Two U.S. National Guard soldiers died in an ambush in Syria this past weekend.
Combined with overuse of our military for non-essential missions, ones unnecessary to our core interests, the overreliance of part-time servicemembers continues to have disastrous effects. President Trump, Secretary Hegseth, and Congress have an opportunity to put a stop to the preventable deaths of our citizen soldiers.
In 2004, in Iraq, in a matter of weeks, I lost three close comrades I served with back in the New York National Guard. In the following months more New York soldiers, men I served with, would die.
In 2024, three U.S. Army reservists were killed at Tower 22 in Jordan supporting a mission whose purpose remains a mystery; and now two more soldiers were shot to death in Syria after being pulled from their civilian lives to serve in the Middle East.
None of these soldiers will ever return to the families and the lives they were called away from. We need to think about how we got here and why they were sacrificed.
The National Guard grew out of the U.S. tradition of states’ militias, and like the various branches’ reserves, historically served as a strategic military backup, for use during emergencies requiring large and rapid mobilizations of national military power.
This began to change in 1973 when the Department of Defense adopted the “Total Force Policy.” This post-Vietnam shift had several rationales and effects. With the end of conscription, the U.S. military needed a larger, more easily mobilized, and more integrated reserve. Additionally, many policymakers believed, in the wake of major conflicts in Korea and especially in Vietnam which relied nearly entirely on a draftee active-duty force, that greater reliance on part time citizen soldiers would lead to better decisions on when the U.S. would conduct large-scale, long-term military operations.
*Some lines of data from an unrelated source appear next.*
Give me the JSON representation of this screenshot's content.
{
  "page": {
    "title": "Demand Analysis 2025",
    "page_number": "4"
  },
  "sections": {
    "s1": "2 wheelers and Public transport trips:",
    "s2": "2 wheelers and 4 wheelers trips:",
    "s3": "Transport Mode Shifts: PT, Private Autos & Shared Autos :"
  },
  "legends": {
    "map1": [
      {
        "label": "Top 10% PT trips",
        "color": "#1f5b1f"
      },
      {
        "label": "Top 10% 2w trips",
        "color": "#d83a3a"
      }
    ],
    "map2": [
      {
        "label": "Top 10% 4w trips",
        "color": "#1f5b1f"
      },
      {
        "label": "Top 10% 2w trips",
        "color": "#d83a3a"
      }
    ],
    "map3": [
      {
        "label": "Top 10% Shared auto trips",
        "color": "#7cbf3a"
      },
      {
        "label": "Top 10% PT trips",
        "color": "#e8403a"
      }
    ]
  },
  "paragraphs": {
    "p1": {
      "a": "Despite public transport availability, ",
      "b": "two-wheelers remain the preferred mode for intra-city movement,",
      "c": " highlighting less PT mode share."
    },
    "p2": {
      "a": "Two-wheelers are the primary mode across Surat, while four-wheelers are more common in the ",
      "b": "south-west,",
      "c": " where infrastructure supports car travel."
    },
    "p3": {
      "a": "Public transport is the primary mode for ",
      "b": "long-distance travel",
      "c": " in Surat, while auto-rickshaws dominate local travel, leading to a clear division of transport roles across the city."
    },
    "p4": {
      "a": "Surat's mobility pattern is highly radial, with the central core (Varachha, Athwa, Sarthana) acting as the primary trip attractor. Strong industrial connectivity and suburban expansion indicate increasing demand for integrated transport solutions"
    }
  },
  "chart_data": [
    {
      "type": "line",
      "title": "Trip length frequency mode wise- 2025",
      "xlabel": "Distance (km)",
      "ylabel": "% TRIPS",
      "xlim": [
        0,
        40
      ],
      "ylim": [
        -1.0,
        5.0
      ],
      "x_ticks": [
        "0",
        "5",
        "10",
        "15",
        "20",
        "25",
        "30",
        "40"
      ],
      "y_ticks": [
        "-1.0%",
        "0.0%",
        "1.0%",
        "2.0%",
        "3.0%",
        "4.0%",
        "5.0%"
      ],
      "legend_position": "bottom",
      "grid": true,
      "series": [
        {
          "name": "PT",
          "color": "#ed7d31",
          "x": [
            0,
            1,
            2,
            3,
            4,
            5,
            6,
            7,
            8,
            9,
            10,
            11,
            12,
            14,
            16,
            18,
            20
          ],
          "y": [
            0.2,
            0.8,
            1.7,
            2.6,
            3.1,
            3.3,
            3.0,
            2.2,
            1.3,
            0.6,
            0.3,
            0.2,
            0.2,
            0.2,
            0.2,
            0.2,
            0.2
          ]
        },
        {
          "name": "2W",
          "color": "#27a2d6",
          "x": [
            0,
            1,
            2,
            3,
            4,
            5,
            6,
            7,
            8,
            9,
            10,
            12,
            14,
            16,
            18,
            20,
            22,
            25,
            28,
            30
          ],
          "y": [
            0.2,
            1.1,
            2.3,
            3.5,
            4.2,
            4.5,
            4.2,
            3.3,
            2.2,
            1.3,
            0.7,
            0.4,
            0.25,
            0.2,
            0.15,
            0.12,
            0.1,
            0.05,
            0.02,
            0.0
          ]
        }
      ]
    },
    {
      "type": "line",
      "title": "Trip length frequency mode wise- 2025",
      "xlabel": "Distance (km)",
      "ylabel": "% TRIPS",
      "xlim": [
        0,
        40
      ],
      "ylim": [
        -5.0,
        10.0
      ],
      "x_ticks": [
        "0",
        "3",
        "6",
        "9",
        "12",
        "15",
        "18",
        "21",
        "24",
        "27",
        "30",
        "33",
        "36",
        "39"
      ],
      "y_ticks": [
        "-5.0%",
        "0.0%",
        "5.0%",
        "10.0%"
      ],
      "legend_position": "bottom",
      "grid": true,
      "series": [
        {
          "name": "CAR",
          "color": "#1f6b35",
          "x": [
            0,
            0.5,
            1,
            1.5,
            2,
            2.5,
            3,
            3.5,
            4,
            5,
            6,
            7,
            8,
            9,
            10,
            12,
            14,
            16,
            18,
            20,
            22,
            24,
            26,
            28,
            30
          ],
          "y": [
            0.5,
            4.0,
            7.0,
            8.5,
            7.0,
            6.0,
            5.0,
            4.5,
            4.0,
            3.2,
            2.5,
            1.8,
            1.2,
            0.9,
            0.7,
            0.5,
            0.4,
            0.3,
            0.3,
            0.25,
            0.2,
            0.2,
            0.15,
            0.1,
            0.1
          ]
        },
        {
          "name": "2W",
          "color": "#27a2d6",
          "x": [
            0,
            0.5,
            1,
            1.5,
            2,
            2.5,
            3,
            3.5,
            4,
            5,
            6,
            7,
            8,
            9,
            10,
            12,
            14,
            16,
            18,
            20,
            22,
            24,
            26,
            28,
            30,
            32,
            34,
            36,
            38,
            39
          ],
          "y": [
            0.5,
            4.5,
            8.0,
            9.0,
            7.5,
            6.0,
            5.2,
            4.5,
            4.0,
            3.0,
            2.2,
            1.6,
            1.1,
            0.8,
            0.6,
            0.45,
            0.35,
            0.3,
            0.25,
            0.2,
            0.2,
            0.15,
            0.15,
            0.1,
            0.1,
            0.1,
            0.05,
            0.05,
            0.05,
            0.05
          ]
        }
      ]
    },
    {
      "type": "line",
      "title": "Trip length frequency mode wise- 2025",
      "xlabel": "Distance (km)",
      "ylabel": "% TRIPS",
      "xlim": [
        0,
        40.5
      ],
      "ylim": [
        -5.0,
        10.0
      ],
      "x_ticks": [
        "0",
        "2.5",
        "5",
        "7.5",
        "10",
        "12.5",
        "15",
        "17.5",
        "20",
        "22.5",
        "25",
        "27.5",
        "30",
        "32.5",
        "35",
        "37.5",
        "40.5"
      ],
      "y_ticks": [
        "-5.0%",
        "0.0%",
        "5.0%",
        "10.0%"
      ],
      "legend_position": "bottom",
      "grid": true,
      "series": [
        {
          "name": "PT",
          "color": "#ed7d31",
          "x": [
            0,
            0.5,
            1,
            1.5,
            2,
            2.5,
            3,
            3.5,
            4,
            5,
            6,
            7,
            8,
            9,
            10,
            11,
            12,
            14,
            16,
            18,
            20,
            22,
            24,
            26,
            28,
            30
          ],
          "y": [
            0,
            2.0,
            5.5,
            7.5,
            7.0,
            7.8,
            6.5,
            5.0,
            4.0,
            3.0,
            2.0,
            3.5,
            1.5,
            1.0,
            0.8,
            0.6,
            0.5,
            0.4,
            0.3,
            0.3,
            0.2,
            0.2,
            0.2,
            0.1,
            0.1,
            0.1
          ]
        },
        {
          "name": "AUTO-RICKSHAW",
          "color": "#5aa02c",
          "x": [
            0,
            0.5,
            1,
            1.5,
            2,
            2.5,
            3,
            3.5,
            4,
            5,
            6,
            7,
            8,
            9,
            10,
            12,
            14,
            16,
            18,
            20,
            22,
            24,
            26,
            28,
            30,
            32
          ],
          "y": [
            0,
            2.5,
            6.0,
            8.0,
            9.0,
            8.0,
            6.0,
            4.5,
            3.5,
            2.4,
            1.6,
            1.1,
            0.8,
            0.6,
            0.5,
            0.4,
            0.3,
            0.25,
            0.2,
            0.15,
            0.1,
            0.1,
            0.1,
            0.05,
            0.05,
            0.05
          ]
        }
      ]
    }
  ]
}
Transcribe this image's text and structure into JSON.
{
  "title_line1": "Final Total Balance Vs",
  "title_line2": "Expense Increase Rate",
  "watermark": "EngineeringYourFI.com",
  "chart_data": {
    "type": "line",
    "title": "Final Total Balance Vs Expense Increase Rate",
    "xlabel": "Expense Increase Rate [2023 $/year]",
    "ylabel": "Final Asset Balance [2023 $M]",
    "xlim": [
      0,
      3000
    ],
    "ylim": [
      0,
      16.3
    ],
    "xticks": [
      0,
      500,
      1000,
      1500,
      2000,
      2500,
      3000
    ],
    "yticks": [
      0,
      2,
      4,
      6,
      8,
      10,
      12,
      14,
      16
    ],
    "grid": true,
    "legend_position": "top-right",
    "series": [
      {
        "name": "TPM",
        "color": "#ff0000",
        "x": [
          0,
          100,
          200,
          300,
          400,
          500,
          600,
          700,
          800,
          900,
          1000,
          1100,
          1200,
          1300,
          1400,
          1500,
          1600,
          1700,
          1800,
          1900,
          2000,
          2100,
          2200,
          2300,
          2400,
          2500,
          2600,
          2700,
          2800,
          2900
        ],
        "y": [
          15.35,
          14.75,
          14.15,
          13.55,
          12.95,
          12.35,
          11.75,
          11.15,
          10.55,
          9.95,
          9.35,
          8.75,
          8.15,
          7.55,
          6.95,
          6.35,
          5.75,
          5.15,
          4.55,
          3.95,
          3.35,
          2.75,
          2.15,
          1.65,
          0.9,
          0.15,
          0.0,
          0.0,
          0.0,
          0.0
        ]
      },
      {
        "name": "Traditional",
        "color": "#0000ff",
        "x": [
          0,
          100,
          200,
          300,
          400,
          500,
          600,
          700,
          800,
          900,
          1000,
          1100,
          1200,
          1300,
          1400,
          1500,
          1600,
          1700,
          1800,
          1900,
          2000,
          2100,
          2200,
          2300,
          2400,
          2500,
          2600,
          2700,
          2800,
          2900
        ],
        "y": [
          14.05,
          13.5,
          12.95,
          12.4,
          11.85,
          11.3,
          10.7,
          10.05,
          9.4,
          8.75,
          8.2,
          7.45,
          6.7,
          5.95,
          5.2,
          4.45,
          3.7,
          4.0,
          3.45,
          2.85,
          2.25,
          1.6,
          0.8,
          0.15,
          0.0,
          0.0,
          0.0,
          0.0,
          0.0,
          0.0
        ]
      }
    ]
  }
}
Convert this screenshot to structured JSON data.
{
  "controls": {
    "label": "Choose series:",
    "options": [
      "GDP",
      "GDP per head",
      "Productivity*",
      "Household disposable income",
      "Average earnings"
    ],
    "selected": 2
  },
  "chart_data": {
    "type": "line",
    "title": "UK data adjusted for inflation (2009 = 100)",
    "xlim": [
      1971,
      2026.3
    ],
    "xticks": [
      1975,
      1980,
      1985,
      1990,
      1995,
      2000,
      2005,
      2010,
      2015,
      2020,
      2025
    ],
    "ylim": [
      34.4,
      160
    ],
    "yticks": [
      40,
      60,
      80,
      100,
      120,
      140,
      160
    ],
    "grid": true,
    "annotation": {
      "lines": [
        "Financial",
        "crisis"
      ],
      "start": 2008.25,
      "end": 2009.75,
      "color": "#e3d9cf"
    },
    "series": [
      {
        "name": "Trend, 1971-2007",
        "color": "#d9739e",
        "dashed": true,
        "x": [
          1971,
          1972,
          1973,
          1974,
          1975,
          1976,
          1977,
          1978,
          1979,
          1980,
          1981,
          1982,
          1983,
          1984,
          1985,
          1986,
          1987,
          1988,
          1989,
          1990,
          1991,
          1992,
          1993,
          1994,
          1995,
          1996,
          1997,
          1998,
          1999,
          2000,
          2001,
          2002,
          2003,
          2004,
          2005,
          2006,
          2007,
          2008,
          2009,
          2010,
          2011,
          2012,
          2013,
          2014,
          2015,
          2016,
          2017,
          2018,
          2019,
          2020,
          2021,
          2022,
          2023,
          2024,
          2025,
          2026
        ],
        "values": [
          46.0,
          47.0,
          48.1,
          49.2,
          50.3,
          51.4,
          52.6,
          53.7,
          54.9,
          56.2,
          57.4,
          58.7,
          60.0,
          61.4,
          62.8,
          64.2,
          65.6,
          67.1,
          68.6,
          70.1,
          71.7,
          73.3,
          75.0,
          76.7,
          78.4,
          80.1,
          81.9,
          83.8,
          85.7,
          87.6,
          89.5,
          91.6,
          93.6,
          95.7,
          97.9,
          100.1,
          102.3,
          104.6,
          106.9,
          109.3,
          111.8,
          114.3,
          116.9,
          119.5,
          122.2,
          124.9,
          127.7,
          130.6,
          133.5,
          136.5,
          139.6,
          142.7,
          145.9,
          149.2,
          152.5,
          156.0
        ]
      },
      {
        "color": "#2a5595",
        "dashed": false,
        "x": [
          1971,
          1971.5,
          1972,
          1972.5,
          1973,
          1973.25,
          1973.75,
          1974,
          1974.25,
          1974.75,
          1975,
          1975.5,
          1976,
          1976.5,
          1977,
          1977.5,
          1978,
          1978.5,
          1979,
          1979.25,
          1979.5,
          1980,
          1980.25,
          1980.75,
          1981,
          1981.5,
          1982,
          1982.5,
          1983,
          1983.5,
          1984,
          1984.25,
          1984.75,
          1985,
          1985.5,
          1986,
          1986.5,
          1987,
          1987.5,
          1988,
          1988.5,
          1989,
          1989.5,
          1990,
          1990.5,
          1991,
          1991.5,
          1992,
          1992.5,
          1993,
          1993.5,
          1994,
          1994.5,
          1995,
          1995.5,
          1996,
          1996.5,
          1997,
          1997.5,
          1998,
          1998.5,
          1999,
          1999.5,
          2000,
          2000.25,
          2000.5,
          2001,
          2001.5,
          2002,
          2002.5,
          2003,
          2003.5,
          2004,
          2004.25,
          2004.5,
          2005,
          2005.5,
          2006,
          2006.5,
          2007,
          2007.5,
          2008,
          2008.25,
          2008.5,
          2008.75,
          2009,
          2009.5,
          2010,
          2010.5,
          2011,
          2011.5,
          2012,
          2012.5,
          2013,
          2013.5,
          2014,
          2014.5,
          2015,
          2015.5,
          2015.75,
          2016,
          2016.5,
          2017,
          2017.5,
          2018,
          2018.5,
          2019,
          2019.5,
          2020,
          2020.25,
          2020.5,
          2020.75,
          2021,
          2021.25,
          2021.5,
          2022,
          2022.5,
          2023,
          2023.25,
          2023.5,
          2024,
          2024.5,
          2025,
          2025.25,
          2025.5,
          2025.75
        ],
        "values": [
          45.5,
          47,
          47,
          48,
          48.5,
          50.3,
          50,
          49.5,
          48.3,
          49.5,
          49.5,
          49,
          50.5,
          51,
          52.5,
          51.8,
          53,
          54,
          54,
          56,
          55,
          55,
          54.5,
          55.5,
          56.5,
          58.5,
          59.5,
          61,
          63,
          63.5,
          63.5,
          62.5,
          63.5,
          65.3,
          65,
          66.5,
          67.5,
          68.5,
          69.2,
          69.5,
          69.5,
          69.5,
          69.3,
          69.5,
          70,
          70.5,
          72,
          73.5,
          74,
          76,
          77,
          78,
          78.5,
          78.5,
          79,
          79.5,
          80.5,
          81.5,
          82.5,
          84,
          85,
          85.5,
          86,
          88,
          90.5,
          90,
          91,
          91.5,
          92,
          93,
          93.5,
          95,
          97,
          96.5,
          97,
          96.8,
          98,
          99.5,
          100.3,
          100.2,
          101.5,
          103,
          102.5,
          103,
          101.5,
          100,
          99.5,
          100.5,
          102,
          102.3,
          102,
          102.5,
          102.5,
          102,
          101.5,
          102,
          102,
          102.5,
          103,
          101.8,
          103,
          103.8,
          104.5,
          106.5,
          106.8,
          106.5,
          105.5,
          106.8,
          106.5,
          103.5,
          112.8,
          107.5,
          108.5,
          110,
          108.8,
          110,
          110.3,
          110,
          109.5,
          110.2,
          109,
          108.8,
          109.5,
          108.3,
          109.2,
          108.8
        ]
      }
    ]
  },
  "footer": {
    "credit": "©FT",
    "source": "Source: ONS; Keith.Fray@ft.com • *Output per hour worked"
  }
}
This resulted in an evolution from the traditional role of strategic reserves to a more integrated operational reserve force. By the 1990s, reserve and National Guard units were participating in the Gulf War and supplanting active duty forces on routine peacekeeping missions in the Sinai and in the Balkans. The evolution understandably changed immediately after September 11, 2001, when Air National Guard units scrambled to provide immediate patrols of skies. Shortly thereafter, then-Secretary Rumsfeld began large-scale mobilizations. They never stopped.
Since 2001, more than 900 U.S. reserve component service members have died in conflicts. A handful of these were among those called to action in Afghanistan after 9/11. The vast majority occurred during our prolonged nation-building efforts there and Iraq.
The military’s reserves now make up nearly 40% of the force, and our generals have grown too dependent on them. Active duty forces are stretched thin, and adding requirements for ground forces in peacekeeping, stability and support, and train and advise missions would stretch them even thinner.
So, we must ask “why are they there?” Are our operations in Iraq, Syria, or Jordan achieving truly “vital” national security objectives? Are they worth keeping our young men and women in remote locations far from home, away from civilian lives while facing constant attacks? Why do we remain committed to leaving 2,000 troops in Iraq alone?
The two soldiers killed in Syria over the weekend have been identified as Sgts. Edgar Brian Torres Tovar, 25, and William Nathaniel Howard, 29, of the Iowa National Guard. The Army reservists killed at Tower 22 in Jordan in 2024 were Sgt. William Jerome Rivers, 46, Spc. Kennedy Ladon Sanders, 24, and Spc. Breonna Alexsondria Moffett, 23, all from Georgia. These names are added to the more than 8,000 service members who also died in the post September 11 conflicts.
President Trump and Secretary Hegseth have chosen to revert the Department of Defense into the Department of War. They have emphasized the proper role of the military as securing U.S. interests by use of force only when necessary. Secretary Hegseth has particularly called for a return to a military identity as a lethal fighting force.
Under the Total Force Policy, this includes the entire reserve component. This strategy implies that our reserve supply of citizen soldiers, sailors etc., should only be called to active duty when American interests are worth fighting for. It highlights the fact that our current “boots on the ground” missions in Iraq, Syria, and elsewhere in the Middle East are not essential to the current administration’s definition of U.S. interests, especially as clarified under the new National Security Strategy.
The “Total Force Policy,” in its 21st century interpretation, is probably here to stay. We can’t return to a military that relies almost solely on our active-duty force. We can, however, ensure that when we do call up our part-time military members, it is only for true national interests.
Our current interests in the Middle East are not worth the lives of “boots on the ground,” from any service component, citizen soldiers least of all. The White House and Congress should cooperate to ensure we are wisely deploying our young service members into danger only when necessary.